Enterprises should consider building or licensing BaaS infrastructure to connect disparate systems into a single interface and enable data APIs that are secure, abstracted from complex backend systems, scalable to serve web applications, able to process big data. Legacy systems are not suitable and suffer from being complex to learn, risky to expose and costly or unable to scale. We believe large retailers like Wal-Mart and the Gap are taking steps in the right direction to tie operations and content for online and offline stores in the cloud. Wal-Mart announced they are building a common technology to “connect every product with every customer and let them decide how to shop.” Gap reportedly will spend around $5 million over two years to develop similar infrastructure. Many mid-to-large retailers will not have the human or capital resources to build API infrastructure to compete against Amazon and others in this hyper competitive, data-driven retail environment. At SwiftIQ, we seek to fill this gap by empowering clients to create actionable experiences and insights to engage customers and operate smarter. We do this by offering a BaaS for big data with purpose-built APIs for product, customer, orders, search, commerce and more.

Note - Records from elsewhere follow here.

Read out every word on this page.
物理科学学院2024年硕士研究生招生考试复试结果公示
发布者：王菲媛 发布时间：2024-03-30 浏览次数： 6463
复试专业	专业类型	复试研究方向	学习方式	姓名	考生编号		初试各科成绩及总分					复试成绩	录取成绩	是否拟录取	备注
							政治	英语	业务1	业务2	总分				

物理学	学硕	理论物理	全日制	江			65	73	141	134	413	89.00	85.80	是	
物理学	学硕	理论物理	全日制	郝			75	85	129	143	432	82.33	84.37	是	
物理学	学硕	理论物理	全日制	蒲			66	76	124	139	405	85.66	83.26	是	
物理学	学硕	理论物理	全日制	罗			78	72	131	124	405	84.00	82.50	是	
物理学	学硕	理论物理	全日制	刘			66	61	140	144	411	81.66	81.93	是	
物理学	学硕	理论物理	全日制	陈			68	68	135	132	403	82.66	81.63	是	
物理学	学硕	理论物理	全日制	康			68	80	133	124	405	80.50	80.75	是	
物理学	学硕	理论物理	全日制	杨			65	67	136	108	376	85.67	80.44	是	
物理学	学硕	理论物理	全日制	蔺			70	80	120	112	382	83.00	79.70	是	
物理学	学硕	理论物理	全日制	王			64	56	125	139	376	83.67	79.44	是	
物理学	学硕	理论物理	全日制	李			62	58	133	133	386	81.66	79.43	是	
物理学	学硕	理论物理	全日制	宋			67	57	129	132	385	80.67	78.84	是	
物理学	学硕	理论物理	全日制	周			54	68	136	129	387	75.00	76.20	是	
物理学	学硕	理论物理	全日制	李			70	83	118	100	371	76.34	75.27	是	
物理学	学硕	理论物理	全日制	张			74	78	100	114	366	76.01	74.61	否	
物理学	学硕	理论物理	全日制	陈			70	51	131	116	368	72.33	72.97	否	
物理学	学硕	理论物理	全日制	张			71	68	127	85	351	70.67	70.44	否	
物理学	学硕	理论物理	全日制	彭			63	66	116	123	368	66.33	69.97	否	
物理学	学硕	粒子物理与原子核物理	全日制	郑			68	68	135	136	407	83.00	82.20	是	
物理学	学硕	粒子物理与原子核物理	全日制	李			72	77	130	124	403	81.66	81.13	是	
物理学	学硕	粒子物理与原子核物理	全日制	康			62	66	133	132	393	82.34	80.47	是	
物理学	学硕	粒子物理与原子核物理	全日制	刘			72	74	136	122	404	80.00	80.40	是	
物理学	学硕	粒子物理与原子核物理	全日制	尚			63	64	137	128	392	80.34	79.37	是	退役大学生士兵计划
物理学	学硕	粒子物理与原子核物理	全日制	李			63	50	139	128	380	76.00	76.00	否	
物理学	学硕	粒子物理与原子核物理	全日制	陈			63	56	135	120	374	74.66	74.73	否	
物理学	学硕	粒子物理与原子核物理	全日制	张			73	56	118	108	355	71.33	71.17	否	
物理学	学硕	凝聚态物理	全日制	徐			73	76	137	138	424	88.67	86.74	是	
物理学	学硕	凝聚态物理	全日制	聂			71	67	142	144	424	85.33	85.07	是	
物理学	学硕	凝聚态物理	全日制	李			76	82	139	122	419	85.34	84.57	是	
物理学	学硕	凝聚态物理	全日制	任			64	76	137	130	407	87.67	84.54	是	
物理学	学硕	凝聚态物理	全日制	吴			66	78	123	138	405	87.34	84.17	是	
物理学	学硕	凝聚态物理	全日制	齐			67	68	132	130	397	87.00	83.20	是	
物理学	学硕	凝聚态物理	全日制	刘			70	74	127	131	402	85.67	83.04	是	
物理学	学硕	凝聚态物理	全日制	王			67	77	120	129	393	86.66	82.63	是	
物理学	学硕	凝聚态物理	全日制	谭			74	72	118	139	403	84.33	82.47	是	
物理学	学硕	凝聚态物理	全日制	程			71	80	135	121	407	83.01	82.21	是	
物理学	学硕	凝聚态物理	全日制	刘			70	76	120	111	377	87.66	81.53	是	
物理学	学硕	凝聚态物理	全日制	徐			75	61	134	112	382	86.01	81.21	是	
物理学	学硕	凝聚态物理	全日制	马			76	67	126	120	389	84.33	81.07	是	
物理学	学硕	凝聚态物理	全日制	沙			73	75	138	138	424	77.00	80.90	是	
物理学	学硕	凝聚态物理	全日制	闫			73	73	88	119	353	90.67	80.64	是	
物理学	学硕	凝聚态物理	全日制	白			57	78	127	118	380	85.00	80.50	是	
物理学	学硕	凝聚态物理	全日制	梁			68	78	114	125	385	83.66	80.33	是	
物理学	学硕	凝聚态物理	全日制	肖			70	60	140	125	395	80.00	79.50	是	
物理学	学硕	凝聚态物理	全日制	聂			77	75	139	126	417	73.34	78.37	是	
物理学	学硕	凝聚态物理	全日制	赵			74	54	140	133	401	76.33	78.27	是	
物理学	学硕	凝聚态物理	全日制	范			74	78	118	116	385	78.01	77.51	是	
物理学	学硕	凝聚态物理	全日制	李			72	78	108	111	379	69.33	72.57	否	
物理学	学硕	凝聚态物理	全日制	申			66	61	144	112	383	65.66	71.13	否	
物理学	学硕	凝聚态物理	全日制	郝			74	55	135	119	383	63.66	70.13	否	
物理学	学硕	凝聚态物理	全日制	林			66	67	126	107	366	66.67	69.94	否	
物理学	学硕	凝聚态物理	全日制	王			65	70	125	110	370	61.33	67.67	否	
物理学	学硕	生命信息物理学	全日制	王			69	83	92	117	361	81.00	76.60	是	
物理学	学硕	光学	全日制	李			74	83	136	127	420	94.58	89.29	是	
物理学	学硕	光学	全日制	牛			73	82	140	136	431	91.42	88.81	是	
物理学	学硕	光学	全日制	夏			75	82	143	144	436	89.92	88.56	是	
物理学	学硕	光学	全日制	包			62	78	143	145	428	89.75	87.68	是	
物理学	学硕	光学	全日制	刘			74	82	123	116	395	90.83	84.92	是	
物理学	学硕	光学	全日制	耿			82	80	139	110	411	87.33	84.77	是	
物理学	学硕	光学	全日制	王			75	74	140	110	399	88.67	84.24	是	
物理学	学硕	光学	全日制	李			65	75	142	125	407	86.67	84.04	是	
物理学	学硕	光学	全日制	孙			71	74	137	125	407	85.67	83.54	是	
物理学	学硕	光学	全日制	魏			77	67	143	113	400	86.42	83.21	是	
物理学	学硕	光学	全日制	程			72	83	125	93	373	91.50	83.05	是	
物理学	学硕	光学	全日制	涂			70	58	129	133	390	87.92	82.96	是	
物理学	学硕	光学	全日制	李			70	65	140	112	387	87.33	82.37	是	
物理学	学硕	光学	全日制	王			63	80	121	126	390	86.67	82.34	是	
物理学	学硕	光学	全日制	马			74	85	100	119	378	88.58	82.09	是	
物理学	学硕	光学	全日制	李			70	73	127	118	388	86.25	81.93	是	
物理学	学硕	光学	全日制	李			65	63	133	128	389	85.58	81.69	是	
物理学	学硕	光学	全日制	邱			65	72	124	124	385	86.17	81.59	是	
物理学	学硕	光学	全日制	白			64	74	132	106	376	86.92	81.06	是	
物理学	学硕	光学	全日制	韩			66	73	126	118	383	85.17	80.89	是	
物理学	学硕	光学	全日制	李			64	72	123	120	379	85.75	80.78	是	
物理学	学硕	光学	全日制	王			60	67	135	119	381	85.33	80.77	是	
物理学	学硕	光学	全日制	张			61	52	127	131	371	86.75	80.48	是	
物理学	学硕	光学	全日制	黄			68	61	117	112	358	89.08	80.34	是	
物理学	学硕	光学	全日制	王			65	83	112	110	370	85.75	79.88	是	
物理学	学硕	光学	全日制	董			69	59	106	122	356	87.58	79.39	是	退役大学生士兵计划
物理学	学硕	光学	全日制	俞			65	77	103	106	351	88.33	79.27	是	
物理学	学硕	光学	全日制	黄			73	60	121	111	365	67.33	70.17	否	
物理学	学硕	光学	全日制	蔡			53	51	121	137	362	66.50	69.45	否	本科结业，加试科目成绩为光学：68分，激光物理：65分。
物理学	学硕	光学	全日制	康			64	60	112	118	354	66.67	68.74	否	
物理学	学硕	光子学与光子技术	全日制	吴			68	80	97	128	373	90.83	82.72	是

In the last few years, hundreds of millions of venture capital has funded API-centric companies. We forecast this niche will continue to access capital and exit successfully to large strategic incumbents or via IPOs. We are in the early stages of golden era of open data and API/BaaS players. Leaders will emerge in a variety of niches beyond established API integration and management tools vendors. We believe the next phase will include big data and adaptive intelligence APIs that utilize modern, powerful databases and cost effective cloud networks. As Kin Lane identified, the future may likely result in companies building applications from virtualized API stacks to access core components on a low friction, pay-per-use basis from many best-of-breed vendors instead of investing millions in a large enterprise system.